China’s growth has continued regardless. Despite friction with the U.S. and challenges from the coronavirus pandemic, China still managed to report GDP growth of 2.3% last year, sign the world’s largest trade deal with its Asian neighbors and wrap up negotiations with the EU on a major investment agreement.

“Beijing has become a more important link globally,” said Isaac Stone Fish, founder of Strategy Risks, a New York-based firm which examines businesses’ exposure to Beijing.

“The United States is comparatively less strong vis-a-vis China than a few years ago, and China is likely to continue to close that gap,” Fish said. The “U.S. needs to decide how it’s going to deal with a more assertive and aggressive Chinese Communist Party.”

Different practices at home

Back in 2017, just days before Trump took office and began to disrupt conventional U.S. relations with other countries, Xi upheld China as a supporter of greater economic integration globally in an address to the World Economic Forum. It was the first time a Chinese president attended the event.

A year after that speech, Xi abolished limits on terms for his leadership role. He led celebrations in October 2019 for the 70th anniversary of Communist Party rule in China.

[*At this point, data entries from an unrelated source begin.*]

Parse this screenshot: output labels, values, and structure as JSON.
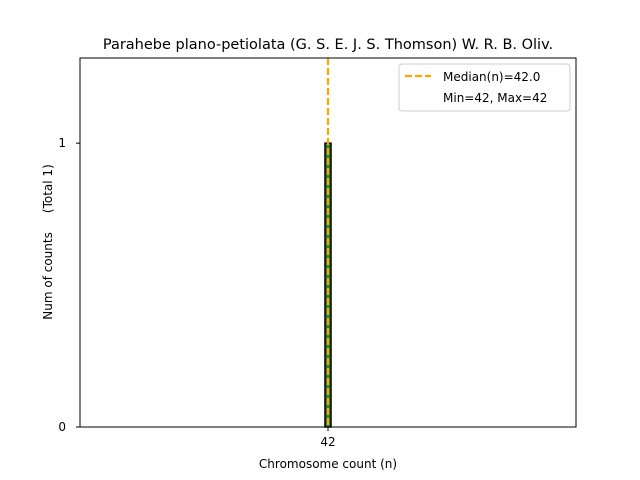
{
  "chart_data": {
    "type": "bar",
    "title": "Parahebe plano-petiolata (G. S. E. J. S. Thomson) W. R. B. Oliv.",
    "xlabel": "Chromosome count (n)",
    "ylabel": "Num of counts     (Total 1)",
    "categories": [
      "42"
    ],
    "values": [
      1
    ],
    "x": [
      42
    ],
    "xlim": [
      37,
      47
    ],
    "ylim": [
      0,
      1.3
    ],
    "yticks": [
      0,
      1
    ],
    "yticks_left_extra": [
      0,
      1
    ],
    "median": 42.0,
    "min": 42,
    "max": 42,
    "legend": {
      "position": "top-right",
      "entries": [
        "Median(n)=42.0",
        "Min=42, Max=42"
      ]
    },
    "colors": {
      "bar_fill": "#2e7d32",
      "bar_edge": "#000000",
      "bar_hatch": "#228b22",
      "median_line": "#ffa500"
    },
    "grid": false
  }
}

The Communist Party commemorates its 100th anniversary this year, and essentially all official communication in Chinese within the country emphasize the party’s leadership.

Notably, Xi’s speech on Monday did not mention the Communist Party by name. Critics said the vague remarks calling for more respect ignored Beijing’s tightened control within its borders.

“Economic coercion, disinformation campaigns, repression in Hong Kong and Xinjiang, blocking Western media and social media, and more reveal China’s call for tolerance as hollow hypocrisy,” Scott Kennedy, senior advisor and China export at the Center for Strategic and International Studies in Washington, D.C.

Reports of human rights abuses in Xinjiang in the far western part of China have emerged in the last few years. Peaceful protests in the semiautonomous region of Hong Kong turned increasingly violent in late 2019, and the central Chinese government strengthened its control of Hong Kong with a new national security law that took effect in 2020.

Covid-19, which first emerged in late 2019 in the Chinese city of Wuhan, turned into a global pandemic that likely triggered a global recession last year.

What’s left for cooperation

Throughout the ups and downs of the U.S.-China relationship during Trump’s administration, Beijing has maintained it remains open to discussion with the U.S. and other countries.

Xi said Monday that China is committed to opening its market further to foreign businesses and resolving disputes through negotiation.

Xi’s desire to cooperate with the US on issues like Covid-19, climate change, and macro-economic policy coordination seems genuine, and the Biden administration may be willing to pursue some cooperation in these areas.
Gabriel Wildau
senior vice president, Teneo

On the U.S. side, Biden has said the two countries can work together in areas such as environmental issues and global health, even as both sides are increasingly at odds in their efforts to ensure technological advantages and national security,

“Xi’s desire to cooperate with the US on issues like Covid-19, climate change, and macro-economic policy coordination seems genuine, and the Biden administration may be willing to pursue some cooperation in these areas,” said Gabriel Wildau, senior vice president at consulting firm Teneo.

But Wildau said Xi is aware the Biden administration will likely keep a tough stance on China.

New economic policies in China are the result of the “leadership’s recognition that the external environment has become more hostile, and that China can no longer rely on unfettered access to foreign export markets and imports of advanced technology, regardless of who the US president is,” Wildau said.